DAY TWELVE - MAU TO LUMBHINI

What a night! Our hotel in Mau was as close to a prison as you can get. The most surprising thing apart from a relatively enjoyable evening meal was not waking up covered in bed bug bites. So needless to say, we made an early start towards the Nepalese border.

The plan was to hit the border mid-afternoon to give us enough time to locate a hotel in Nepal before dark. But as usual, the last leg on India’s roads proved to be testing and slow. By now we were expecting potholes, so just a hundred yards of smooth tarmac was a real treat. We eventually approached the border town of Sonauli which, if our journey across the country was a novel, this would be the tragic conclusion. It appeared to sum up all the negative aspects of India – dirt, pollution, poverty and despair. We even drove past a drunkard lying in the road virtually unconscious with trucks weaving around him. No-one seemed to even notice or care. If I were Nepalese coming to India in the hope of making a new life, Sonauli would make me turn 180 degrees and head back across the border. But this is the sad part – much of India is beautiful. We’ve visited communities and locations that are very moving in their purity and integrity. The country doesn’t deserve an advert like this.

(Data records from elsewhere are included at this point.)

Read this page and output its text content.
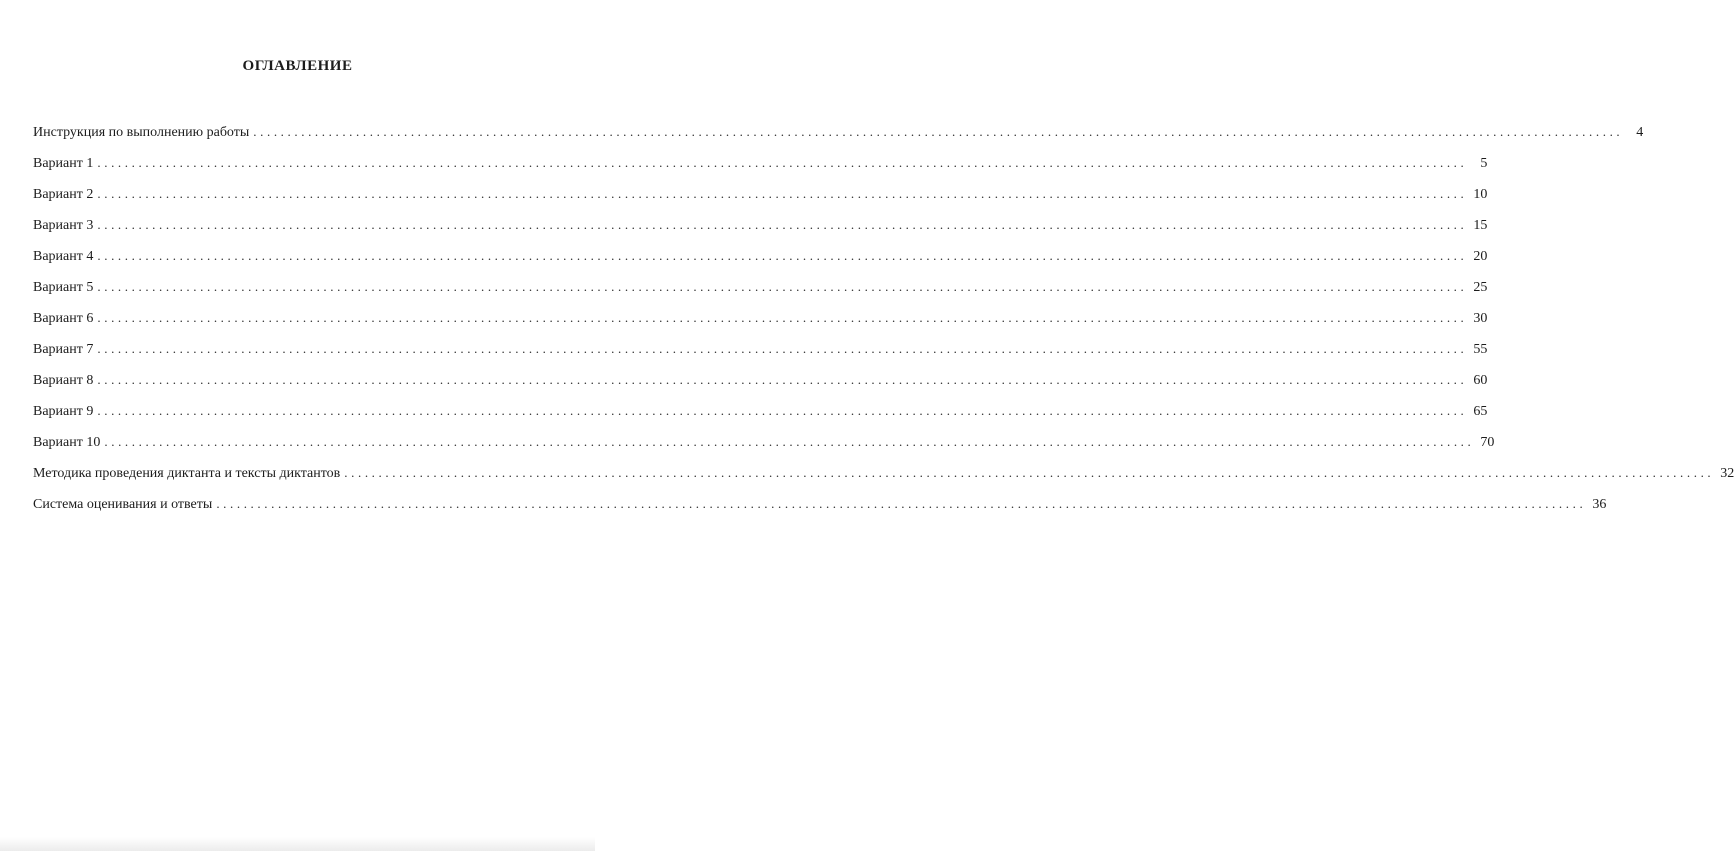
ОГЛАВЛЕНИЕ
Инструкция по выполнению работы ........................................................................................................................................................................................................ 4
Вариант 1 ........................................................................................................................................................................................................ 5
Вариант 2 ........................................................................................................................................................................................................ 10
Вариант 3 ........................................................................................................................................................................................................ 15
Вариант 4 ........................................................................................................................................................................................................ 20
Вариант 5 ........................................................................................................................................................................................................ 25
Вариант 6 ........................................................................................................................................................................................................ 30
Вариант 7 ........................................................................................................................................................................................................ 55
Вариант 8 ........................................................................................................................................................................................................ 60
Вариант 9 ........................................................................................................................................................................................................ 65
Вариант 10 ........................................................................................................................................................................................................ 70
Методика проведения диктанта и тексты диктантов ........................................................................................................................................................................................................ 32
Система оценивания и ответы ........................................................................................................................................................................................................ 36
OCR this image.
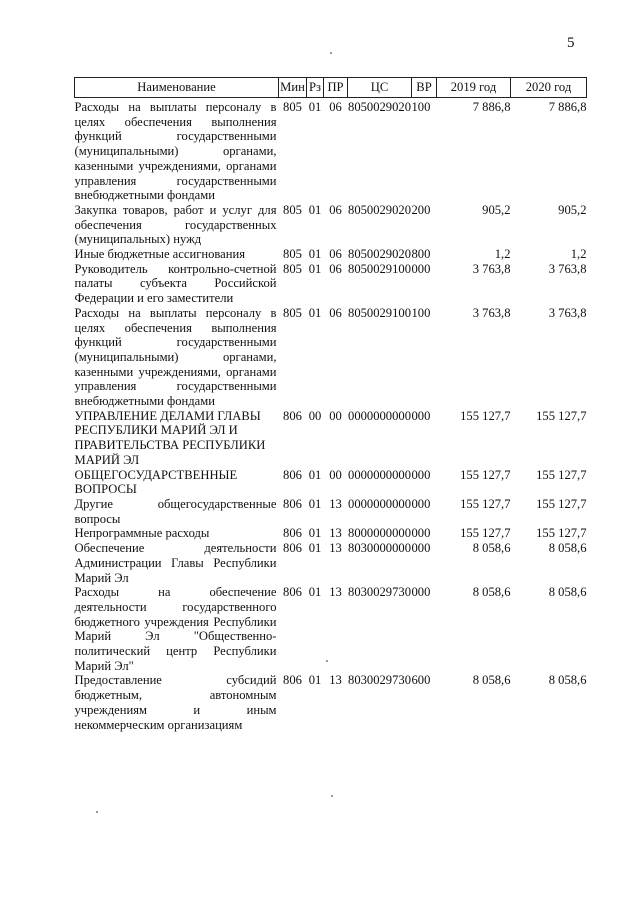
5
Наименование	Мин	Рз	ПР	ЦС	ВР	2019 год	2020 год
Расходы на выплаты персоналу в целях обеспечения выполнения функций государственными (муниципальными) органами, казенными учреждениями, органами управления государственными внебюджетными фондами	805	01	06	8050029020	100	7 886,8	7 886,8
Закупка товаров, работ и услуг для обеспечения государственных (муниципальных) нужд	805	01	06	8050029020	200	905,2	905,2
Иные бюджетные ассигнования	805	01	06	8050029020	800	1,2	1,2
Руководитель контрольно-счетной палаты субъекта Российской Федерации и его заместители	805	01	06	8050029100	000	3 763,8	3 763,8
Расходы на выплаты персоналу в целях обеспечения выполнения функций государственными (муниципальными) органами, казенными учреждениями, органами управления государственными внебюджетными фондами	805	01	06	8050029100	100	3 763,8	3 763,8
УПРАВЛЕНИЕ ДЕЛАМИ ГЛАВЫ РЕСПУБЛИКИ МАРИЙ ЭЛ И ПРАВИТЕЛЬСТВА РЕСПУБЛИКИ МАРИЙ ЭЛ	806	00	00	0000000000	000	155 127,7	155 127,7
ОБЩЕГОСУДАРСТВЕННЫЕ ВОПРОСЫ	806	01	00	0000000000	000	155 127,7	155 127,7
Другие общегосударственные вопросы	806	01	13	0000000000	000	155 127,7	155 127,7
Непрограммные расходы	806	01	13	8000000000	000	155 127,7	155 127,7
Обеспечение деятельности Администрации Главы Республики Марий Эл	806	01	13	8030000000	000	8 058,6	8 058,6
Расходы на обеспечение деятельности государственного бюджетного учреждения Республики Марий Эл "Общественно-политический центр Республики Марий Эл"	806	01	13	8030029730	000	8 058,6	8 058,6
Предоставление субсидий бюджетным, автономным учреждениям и иным некоммерческим организациям	806	01	13	8030029730	600	8 058,6	8 058,6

But it was now fading behind us as darkness began to fall while we sorted out our Nepalese visas – being bitten to death by mozzies at the immigration office – a rundown brick house. Outside the office is an advertisement for Lumbhini, the birthplace of Buddha, where there is a Scared (sic) Garden. So on the spur of the moment we chose to head there and find a decent hotel for the night. With all our papers in order crawled along our first Nepalese highway sandwiched between trucks and pedal rickshaws. Thankfully our escape came just a kilometre or so further on and we travelled the hour’s journey to Lumbhini, pulling into a Nepalese standard 5-star hotel – probably the equivalent of a European 3-star – but after Mau a pile of hay under the stars would have been bliss.